AUTHOR=Ahmed Abdullah , Garcia-Agundez Augusto , Petrovic Ivana , Radaei Fatemeh , Fife James , Zhou John , Karas Hunter , Moody Scott , Drake Jonathan , Jones Richard N. , Eickhoff Carsten , Reznik Michael E. TITLE=Delirium detection using wearable sensors and machine learning in patients with intracerebral hemorrhage JOURNAL=Frontiers in Neurology VOLUME=14 YEAR=2023 URL=https://www.frontiersin.org/journals/neurology/articles/10.3389/fneur.2023.1135472 DOI=10.3389/fneur.2023.1135472 ISSN=1664-2295 ABSTRACT=Objective

Delirium is associated with worse outcomes in patients with stroke and neurocritical illness, but delirium detection in these patients can be challenging with existing screening tools. To address this gap, we aimed to develop and evaluate machine learning models that detect episodes of post-stroke delirium based on data from wearable activity monitors in conjunction with stroke-related clinical features.

Design

Prospective observational cohort study.

Setting

Neurocritical Care and Stroke Units at an academic medical center.

Patients

We recruited 39 patients with moderate-to-severe acute intracerebral hemorrhage (ICH) and hemiparesis over a 1-year period [mean (SD) age 71.3 (12.20), 54% male, median (IQR) initial NIH Stroke Scale 14.5 (6), median (IQR) ICH score 2 (1)].
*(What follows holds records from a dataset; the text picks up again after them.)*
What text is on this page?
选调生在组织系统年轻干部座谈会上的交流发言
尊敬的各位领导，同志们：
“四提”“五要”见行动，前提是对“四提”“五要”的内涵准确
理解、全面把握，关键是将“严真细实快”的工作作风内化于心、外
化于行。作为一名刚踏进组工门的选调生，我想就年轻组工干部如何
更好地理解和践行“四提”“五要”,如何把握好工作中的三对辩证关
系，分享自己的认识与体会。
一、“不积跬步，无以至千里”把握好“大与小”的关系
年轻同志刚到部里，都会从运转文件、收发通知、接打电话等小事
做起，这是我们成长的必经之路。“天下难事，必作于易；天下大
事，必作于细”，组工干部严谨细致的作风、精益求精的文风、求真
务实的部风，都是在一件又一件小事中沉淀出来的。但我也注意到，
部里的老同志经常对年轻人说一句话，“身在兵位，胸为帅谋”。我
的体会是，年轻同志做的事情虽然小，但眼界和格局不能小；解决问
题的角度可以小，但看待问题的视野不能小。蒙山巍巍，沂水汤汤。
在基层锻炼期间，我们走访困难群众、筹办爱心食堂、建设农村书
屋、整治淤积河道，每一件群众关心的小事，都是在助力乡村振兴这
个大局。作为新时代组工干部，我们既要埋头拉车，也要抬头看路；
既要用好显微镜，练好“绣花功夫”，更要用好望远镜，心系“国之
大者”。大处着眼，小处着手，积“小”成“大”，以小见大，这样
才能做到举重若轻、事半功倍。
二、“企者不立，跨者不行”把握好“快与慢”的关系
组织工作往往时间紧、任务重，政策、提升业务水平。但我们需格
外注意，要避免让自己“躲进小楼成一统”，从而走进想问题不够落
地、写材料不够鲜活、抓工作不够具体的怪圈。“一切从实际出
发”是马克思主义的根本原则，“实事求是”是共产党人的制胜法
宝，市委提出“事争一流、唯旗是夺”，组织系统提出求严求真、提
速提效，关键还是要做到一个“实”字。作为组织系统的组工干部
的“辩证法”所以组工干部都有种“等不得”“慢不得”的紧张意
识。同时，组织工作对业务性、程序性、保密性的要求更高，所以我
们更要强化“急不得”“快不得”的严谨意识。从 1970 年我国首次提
Measurements and main results

Each patient received daily assessments for delirium by an attending neurologist, while activity data were recorded throughout each patient's hospitalization using wrist-worn actigraph devices (on both paretic and non-paretic arms). We compared the predictive accuracy of Random Forest, SVM and XGBoost machine learning methods in classifying daily delirium status using clinical information alone and combined with actigraph data. Among our study cohort, 85% of patients (n = 33) had at least one delirium episode, while 71% of monitoring days (n = 209) were rated as days with delirium. Clinical information alone had a low accuracy in detecting delirium on a day-to-day basis [accuracy mean (SD) 62% (18%), F1 score mean (SD) 50% (17%)]. Prediction performance improved significantly (p < 0.001) with the addition of actigraph data [accuracy mean (SD) 74% (10%), F1 score 65% (10%)]. Among actigraphy features, night-time actigraph data were especially relevant for classification accuracy.

Conclusions

We found that actigraphy in conjunction with machine learning models improves clinical detection of delirium in patients with stroke, thus paving the way to make actigraph-assisted predictions clinically actionable.